But it will be up to a meeting of the full council next month to decide whether the authority will gauge public reaction to the divisive scheme through a referendum or an opinion poll.
Members of the council’s enterprise, planning and infrastructure committee had been expected to discuss the practicalities of holding a referendum on the plans to turn the Victorian gardens into a new focal point for the city centre, being spearheaded by oil tycoon Sir Ian Wood.
Council officials had recommended that a “non-binding” public postal ballot, run by the council and costing £250,000, should be used to test public support for the scheme.
But Kate Dean, the Liberal Democrat chair of the committee, successfully moved that a report should also be submitted to a meeting of the full council on 14 December on an independently-conducted and “statistically significant” opinion poll before a final vote is taken on the way forward.
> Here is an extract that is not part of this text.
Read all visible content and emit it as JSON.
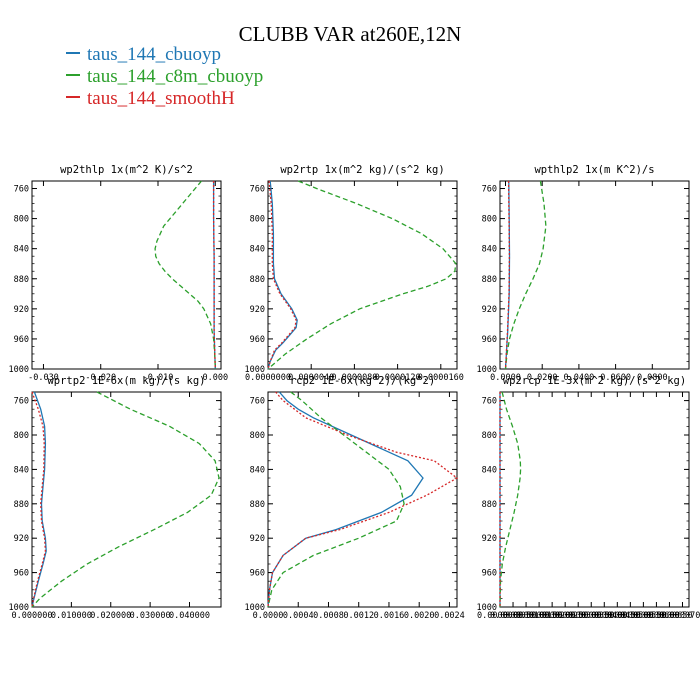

Next month’s meeting of the council is also expected to decide whether the results of the public vote should be binding on the council.
The decision to defer a vote on public consultation was taken after a delegation from the Friends of Union Terrace Gardens, the group formed to oppose the transformation scheme, was allowed to addressed the committee.
Mike Shepherd, the chairman of the group, told the committee that the 80-strong organisation regarded a binding public referendum as the only “valid” way of assessing public reaction to the project and to “restore faith in local democracy.”
He told the committee: “The result must be binding. An opinion poll will be vastly unpopular with the public.”